Partimos de la contradicción y habitamos su espacio movedizo. El cambio social es un objetivo complejo que puede afrontarse desde múltiples frentes, y el artista porta aún el sagrado manto que le permite sabotear los esquemas mentales y hacer de ello su trabajo. Éste puede hacerse con más o menos acierto, con más o menos conciencia, siempre que sepa cabalgar el tigre y mantener la posición. La situación es similar a la que plantea el complejo espacio político en nuestros días: en medio de la mayor crisis de representación a nivel mundial, se exploran vías políticas alternativas.

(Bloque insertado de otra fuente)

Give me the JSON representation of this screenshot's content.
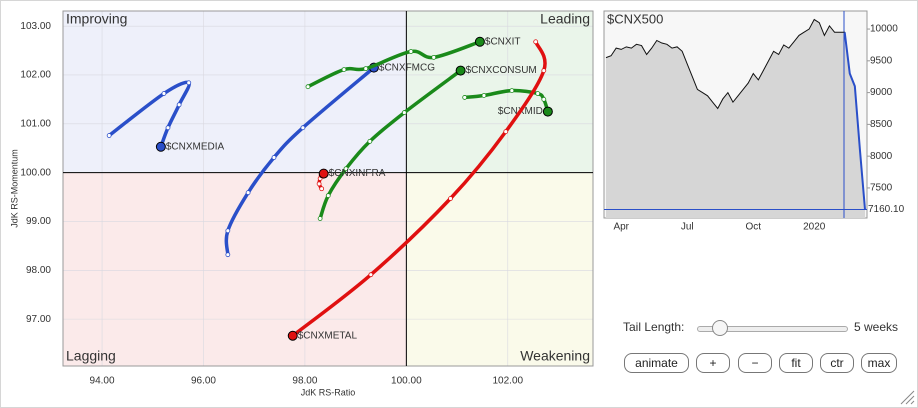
{
  "chart_data": [
    {
      "type": "rrg",
      "xlabel": "JdK RS-Ratio",
      "ylabel": "JdK RS-Momentum",
      "xlim": [
        93.23,
        103.68
      ],
      "ylim": [
        96.04,
        103.31
      ],
      "center": [
        100,
        100
      ],
      "xticks": [
        {
          "value": 94,
          "label": "94.00"
        },
        {
          "value": 96,
          "label": "96.00"
        },
        {
          "value": 98,
          "label": "98.00"
        },
        {
          "value": 100,
          "label": "100.00"
        },
        {
          "value": 102,
          "label": "102.00"
        }
      ],
      "yticks": [
        {
          "value": 97,
          "label": "97.00"
        },
        {
          "value": 98,
          "label": "98.00"
        },
        {
          "value": 99,
          "label": "99.00"
        },
        {
          "value": 100,
          "label": "100.00"
        },
        {
          "value": 101,
          "label": "101.00"
        },
        {
          "value": 102,
          "label": "102.00"
        },
        {
          "value": 103,
          "label": "103.00"
        }
      ],
      "grid": true,
      "quadrants": [
        {
          "name": "Improving",
          "color": "#7f8fe0",
          "fill": "#eef0fa",
          "corner": "top-left"
        },
        {
          "name": "Leading",
          "color": "#5fb86a",
          "fill": "#eaf5ea",
          "corner": "top-right"
        },
        {
          "name": "Lagging",
          "color": "#f09a9a",
          "fill": "#fbeaea",
          "corner": "bottom-left"
        },
        {
          "name": "Weakening",
          "color": "#e6c34a",
          "fill": "#fafaea",
          "corner": "bottom-right"
        }
      ],
      "series": [
        {
          "name": "$CNXMEDIA",
          "color": "#2a4fc9",
          "x": [
            94.14,
            95.22,
            95.71,
            95.52,
            95.3,
            95.16
          ],
          "values": [
            100.76,
            101.62,
            101.84,
            101.39,
            100.92,
            100.53
          ]
        },
        {
          "name": "$CNXFMCG",
          "color": "#2a4fc9",
          "x": [
            96.48,
            96.48,
            96.88,
            97.39,
            97.96,
            99.36
          ],
          "values": [
            98.32,
            98.81,
            99.59,
            100.31,
            100.92,
            102.15
          ]
        },
        {
          "name": "$CNXIT",
          "color": "#1a8a1a",
          "x": [
            98.06,
            98.77,
            99.2,
            100.09,
            100.54,
            101.45
          ],
          "values": [
            101.76,
            102.11,
            102.13,
            102.48,
            102.36,
            102.68
          ]
        },
        {
          "name": "$CNXCONSUM",
          "color": "#1a8a1a",
          "x": [
            98.3,
            98.46,
            98.81,
            99.28,
            99.96,
            101.07
          ],
          "values": [
            99.06,
            99.53,
            100.08,
            100.64,
            101.23,
            102.09
          ]
        },
        {
          "name": "$CNXMID",
          "color": "#1a8a1a",
          "x": [
            101.15,
            101.53,
            102.08,
            102.59,
            102.71,
            102.79
          ],
          "values": [
            101.54,
            101.58,
            101.68,
            101.62,
            101.5,
            101.25
          ]
        },
        {
          "name": "$CNXINFRA",
          "color": "#e01010",
          "x": [
            98.33,
            98.28,
            98.3,
            98.32,
            98.37
          ],
          "values": [
            99.67,
            99.77,
            99.88,
            99.94,
            99.98
          ]
        },
        {
          "name": "$CNXMETAL",
          "color": "#e01010",
          "x": [
            102.55,
            102.71,
            101.96,
            100.87,
            99.3,
            97.76
          ],
          "values": [
            102.68,
            102.09,
            100.84,
            99.47,
            97.91,
            96.66
          ]
        }
      ]
    },
    {
      "type": "line",
      "title": "$CNX500",
      "color": "#2a4fc9",
      "fill": "#d6d6d6",
      "categories": [
        null,
        null,
        null,
        "Apr",
        null,
        null,
        null,
        null,
        null,
        null,
        null,
        null,
        null,
        null,
        null,
        null,
        "Jul",
        null,
        null,
        null,
        null,
        null,
        null,
        null,
        null,
        null,
        null,
        null,
        null,
        "Oct",
        null,
        null,
        null,
        null,
        null,
        null,
        null,
        null,
        null,
        null,
        null,
        "2020",
        null,
        null,
        null,
        null,
        null,
        null,
        null,
        null,
        null,
        null
      ],
      "values": [
        9550,
        9580,
        9700,
        9680,
        9720,
        9700,
        9760,
        9740,
        9600,
        9700,
        9820,
        9780,
        9760,
        9700,
        9720,
        9650,
        9450,
        9250,
        9050,
        9000,
        8950,
        8850,
        8750,
        8900,
        9000,
        8850,
        8950,
        9050,
        9150,
        9300,
        9200,
        9350,
        9500,
        9650,
        9600,
        9750,
        9700,
        9800,
        9900,
        9950,
        10000,
        10150,
        10100,
        9900,
        10050,
        9950,
        9950,
        9950,
        9300,
        9100,
        8100,
        7160.1
      ],
      "ylim": [
        7027,
        10284
      ],
      "yticks": [
        7500,
        8000,
        8500,
        9000,
        9500,
        10000
      ],
      "last_value": {
        "value": 7160.1,
        "label": "7160.10"
      }
    }
  ],
  "controls": {
    "tail_label": "Tail Length:",
    "tail_value": "5 weeks",
    "buttons": [
      "animate",
      "+",
      "−",
      "fit",
      "ctr",
      "max"
    ]
  }
}
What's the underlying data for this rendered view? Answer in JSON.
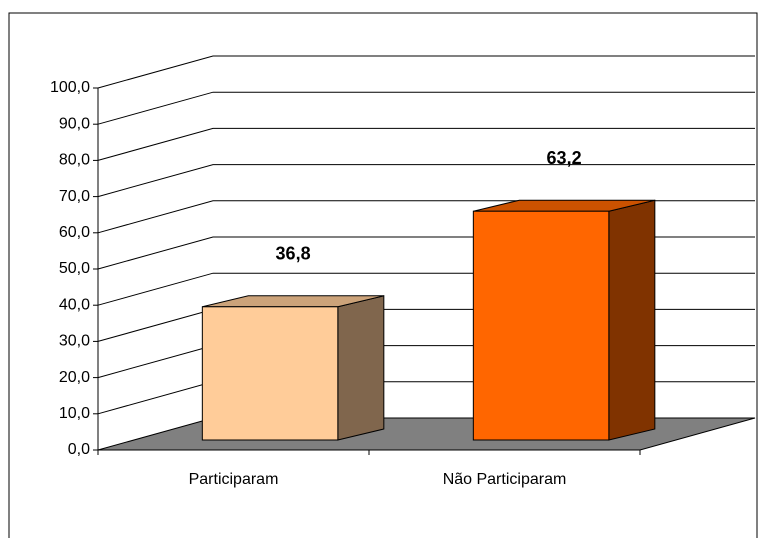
{
  "chart_data": {
    "type": "bar3d",
    "categories": [
      "Participaram",
      "Não Participaram"
    ],
    "values": [
      36.8,
      63.2
    ],
    "value_labels": [
      "36,8",
      "63,2"
    ],
    "colors": [
      "#FFCC99",
      "#FF6600"
    ],
    "ylim": [
      0,
      100
    ],
    "yticks": [
      {
        "value": 0,
        "label": "0,0"
      },
      {
        "value": 10,
        "label": "10,0"
      },
      {
        "value": 20,
        "label": "20,0"
      },
      {
        "value": 30,
        "label": "30,0"
      },
      {
        "value": 40,
        "label": "40,0"
      },
      {
        "value": 50,
        "label": "50,0"
      },
      {
        "value": 60,
        "label": "60,0"
      },
      {
        "value": 70,
        "label": "70,0"
      },
      {
        "value": 80,
        "label": "80,0"
      },
      {
        "value": 90,
        "label": "90,0"
      },
      {
        "value": 100,
        "label": "100,0"
      }
    ],
    "grid": true
  }
}
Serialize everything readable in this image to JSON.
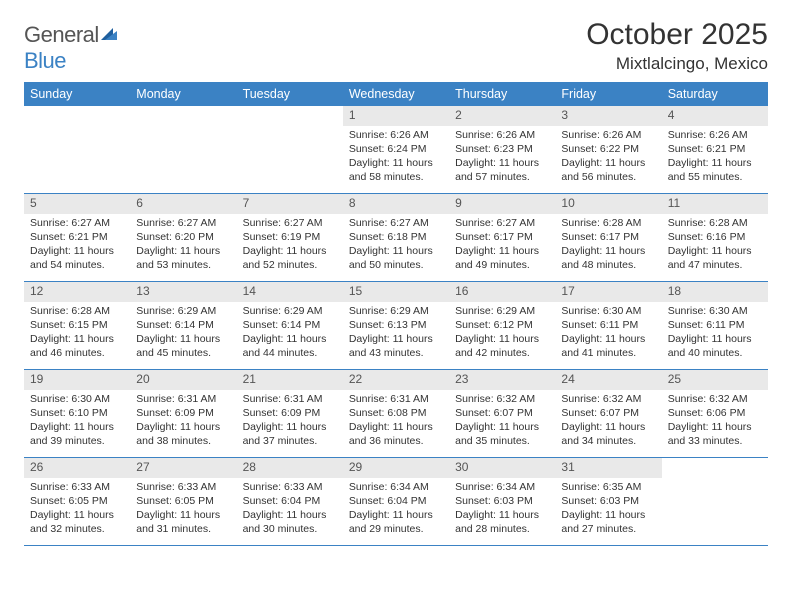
{
  "logo": {
    "word1": "General",
    "word2": "Blue"
  },
  "title": "October 2025",
  "location": "Mixtlalcingo, Mexico",
  "colors": {
    "header_bg": "#3b82c4",
    "header_text": "#ffffff",
    "daynum_bg": "#e9e9e9",
    "rule": "#3b82c4",
    "body_text": "#333333",
    "logo_gray": "#555555",
    "logo_blue": "#3b82c4",
    "page_bg": "#ffffff"
  },
  "day_headers": [
    "Sunday",
    "Monday",
    "Tuesday",
    "Wednesday",
    "Thursday",
    "Friday",
    "Saturday"
  ],
  "weeks": [
    [
      {
        "n": "",
        "sr": "",
        "ss": "",
        "dl": ""
      },
      {
        "n": "",
        "sr": "",
        "ss": "",
        "dl": ""
      },
      {
        "n": "",
        "sr": "",
        "ss": "",
        "dl": ""
      },
      {
        "n": "1",
        "sr": "6:26 AM",
        "ss": "6:24 PM",
        "dl": "11 hours and 58 minutes."
      },
      {
        "n": "2",
        "sr": "6:26 AM",
        "ss": "6:23 PM",
        "dl": "11 hours and 57 minutes."
      },
      {
        "n": "3",
        "sr": "6:26 AM",
        "ss": "6:22 PM",
        "dl": "11 hours and 56 minutes."
      },
      {
        "n": "4",
        "sr": "6:26 AM",
        "ss": "6:21 PM",
        "dl": "11 hours and 55 minutes."
      }
    ],
    [
      {
        "n": "5",
        "sr": "6:27 AM",
        "ss": "6:21 PM",
        "dl": "11 hours and 54 minutes."
      },
      {
        "n": "6",
        "sr": "6:27 AM",
        "ss": "6:20 PM",
        "dl": "11 hours and 53 minutes."
      },
      {
        "n": "7",
        "sr": "6:27 AM",
        "ss": "6:19 PM",
        "dl": "11 hours and 52 minutes."
      },
      {
        "n": "8",
        "sr": "6:27 AM",
        "ss": "6:18 PM",
        "dl": "11 hours and 50 minutes."
      },
      {
        "n": "9",
        "sr": "6:27 AM",
        "ss": "6:17 PM",
        "dl": "11 hours and 49 minutes."
      },
      {
        "n": "10",
        "sr": "6:28 AM",
        "ss": "6:17 PM",
        "dl": "11 hours and 48 minutes."
      },
      {
        "n": "11",
        "sr": "6:28 AM",
        "ss": "6:16 PM",
        "dl": "11 hours and 47 minutes."
      }
    ],
    [
      {
        "n": "12",
        "sr": "6:28 AM",
        "ss": "6:15 PM",
        "dl": "11 hours and 46 minutes."
      },
      {
        "n": "13",
        "sr": "6:29 AM",
        "ss": "6:14 PM",
        "dl": "11 hours and 45 minutes."
      },
      {
        "n": "14",
        "sr": "6:29 AM",
        "ss": "6:14 PM",
        "dl": "11 hours and 44 minutes."
      },
      {
        "n": "15",
        "sr": "6:29 AM",
        "ss": "6:13 PM",
        "dl": "11 hours and 43 minutes."
      },
      {
        "n": "16",
        "sr": "6:29 AM",
        "ss": "6:12 PM",
        "dl": "11 hours and 42 minutes."
      },
      {
        "n": "17",
        "sr": "6:30 AM",
        "ss": "6:11 PM",
        "dl": "11 hours and 41 minutes."
      },
      {
        "n": "18",
        "sr": "6:30 AM",
        "ss": "6:11 PM",
        "dl": "11 hours and 40 minutes."
      }
    ],
    [
      {
        "n": "19",
        "sr": "6:30 AM",
        "ss": "6:10 PM",
        "dl": "11 hours and 39 minutes."
      },
      {
        "n": "20",
        "sr": "6:31 AM",
        "ss": "6:09 PM",
        "dl": "11 hours and 38 minutes."
      },
      {
        "n": "21",
        "sr": "6:31 AM",
        "ss": "6:09 PM",
        "dl": "11 hours and 37 minutes."
      },
      {
        "n": "22",
        "sr": "6:31 AM",
        "ss": "6:08 PM",
        "dl": "11 hours and 36 minutes."
      },
      {
        "n": "23",
        "sr": "6:32 AM",
        "ss": "6:07 PM",
        "dl": "11 hours and 35 minutes."
      },
      {
        "n": "24",
        "sr": "6:32 AM",
        "ss": "6:07 PM",
        "dl": "11 hours and 34 minutes."
      },
      {
        "n": "25",
        "sr": "6:32 AM",
        "ss": "6:06 PM",
        "dl": "11 hours and 33 minutes."
      }
    ],
    [
      {
        "n": "26",
        "sr": "6:33 AM",
        "ss": "6:05 PM",
        "dl": "11 hours and 32 minutes."
      },
      {
        "n": "27",
        "sr": "6:33 AM",
        "ss": "6:05 PM",
        "dl": "11 hours and 31 minutes."
      },
      {
        "n": "28",
        "sr": "6:33 AM",
        "ss": "6:04 PM",
        "dl": "11 hours and 30 minutes."
      },
      {
        "n": "29",
        "sr": "6:34 AM",
        "ss": "6:04 PM",
        "dl": "11 hours and 29 minutes."
      },
      {
        "n": "30",
        "sr": "6:34 AM",
        "ss": "6:03 PM",
        "dl": "11 hours and 28 minutes."
      },
      {
        "n": "31",
        "sr": "6:35 AM",
        "ss": "6:03 PM",
        "dl": "11 hours and 27 minutes."
      },
      {
        "n": "",
        "sr": "",
        "ss": "",
        "dl": ""
      }
    ]
  ],
  "labels": {
    "sunrise": "Sunrise:",
    "sunset": "Sunset:",
    "daylight": "Daylight:"
  }
}
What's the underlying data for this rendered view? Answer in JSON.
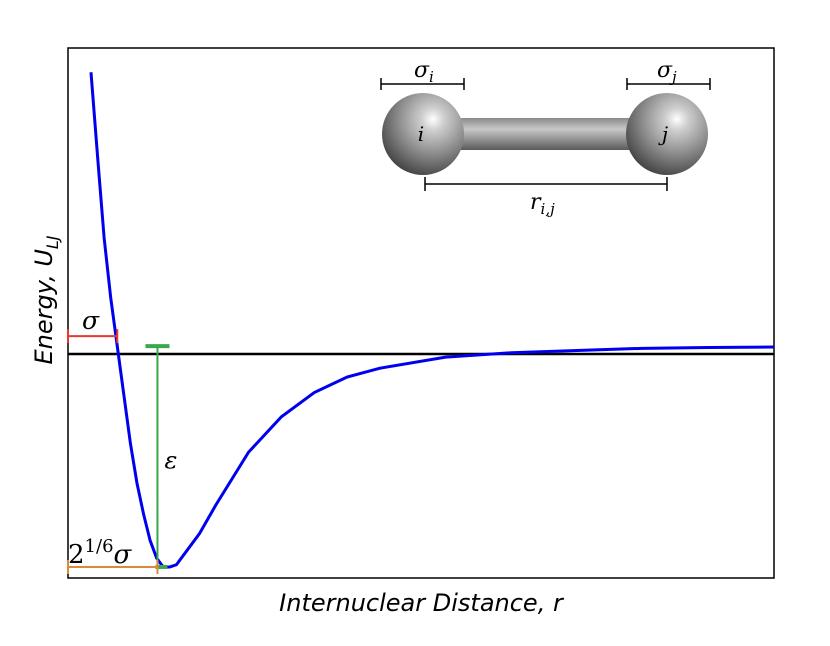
{
  "chart_data": {
    "type": "line",
    "title": "",
    "xlabel": "Internuclear Distance, r",
    "ylabel": "Energy, U",
    "ylabel_subscript": "LJ",
    "grid": false,
    "legend": "none",
    "xlim": [
      0.85,
      3.0
    ],
    "ylim": [
      -1.05,
      1.35
    ],
    "parameters": {
      "epsilon": 1,
      "sigma": 1
    },
    "series": [
      {
        "color": "#0000ee",
        "x": [
          0.92,
          0.94,
          0.96,
          0.98,
          1.0,
          1.02,
          1.04,
          1.06,
          1.08,
          1.1,
          1.12,
          1.14,
          1.16,
          1.18,
          1.2,
          1.25,
          1.3,
          1.35,
          1.4,
          1.5,
          1.6,
          1.7,
          1.8,
          2.0,
          2.2,
          2.4,
          2.6,
          2.8,
          3.0
        ],
        "y": [
          1.24,
          0.86,
          0.49,
          0.22,
          0.0,
          -0.22,
          -0.44,
          -0.62,
          -0.76,
          -0.88,
          -0.96,
          -1.0,
          -1.0,
          -0.99,
          -0.95,
          -0.85,
          -0.72,
          -0.6,
          -0.48,
          -0.32,
          -0.21,
          -0.14,
          -0.1,
          -0.05,
          -0.03,
          -0.02,
          -0.01,
          -0.006,
          -0.004
        ]
      }
    ],
    "annotations": {
      "sigma": {
        "base": "σ",
        "color": "#e8392b"
      },
      "epsilon": {
        "base": "ε",
        "color": "#3aa84a"
      },
      "r_min": {
        "base": "2",
        "exponent": "1/6",
        "suffix": "σ",
        "color": "#d98a3a"
      }
    }
  },
  "diagram": {
    "atom_i_label": "i",
    "atom_j_label": "j",
    "sigma_i": {
      "base": "σ",
      "sub": "i"
    },
    "sigma_j": {
      "base": "σ",
      "sub": "j"
    },
    "distance": {
      "base": "r",
      "sub": "i,j"
    }
  },
  "colors": {
    "curve": "#0000ee",
    "sigma": "#e8392b",
    "epsilon": "#3aa84a",
    "rmin": "#d98a3a",
    "atom": "#8f8f8f"
  }
}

Pero no es preciso buscar el efecto más notorio del cambio de paradigma estético en los cambios institucionales en la esfera del arte, sino más bien en su desbordamiento social. Desde los años sesenta al menos, y de manera generalizada en los noventa, los movimientos sociales de nuevo cuño (luchas antiglobalización, derecho a la vivienda, movilizaciones contra la guerra) son conscientes de que el campo de batalla no se da sólo en el terreno político, sino sobre todo en el plano cultural y en las costumbres, y han incorporado usos, instrumentos y competencias que tradicionalmente estaban reservados al artista, apropiándoselos para un uso social. Han aprendido a desviar imágenes y conceptos, a utilizar cámaras y herramientas de programación, a producir manifiestos y campañas consensuados en asambleas, a generar memes que discurren sin atribución alguna, a transformar las calles en espacios de lucha. Esto se hizo bastante evidente en mayo de 2011, cuando la multitud tomó de forma imprevisible las plazas y creó una ciudad dentro de la ciudad, una sociedad alternativa y un frente de lucha que, lejos de haberse disuelto como creen los desinformados, ha quedado inscrito en la memoria colectiva y sigue inspirando a numerosas asambleas. Me gusta evocar siempre este ejemplo en la medida en que constituye, en mi experiencia personal, la expresión más acabada de “obra total” que supera todas las separaciones.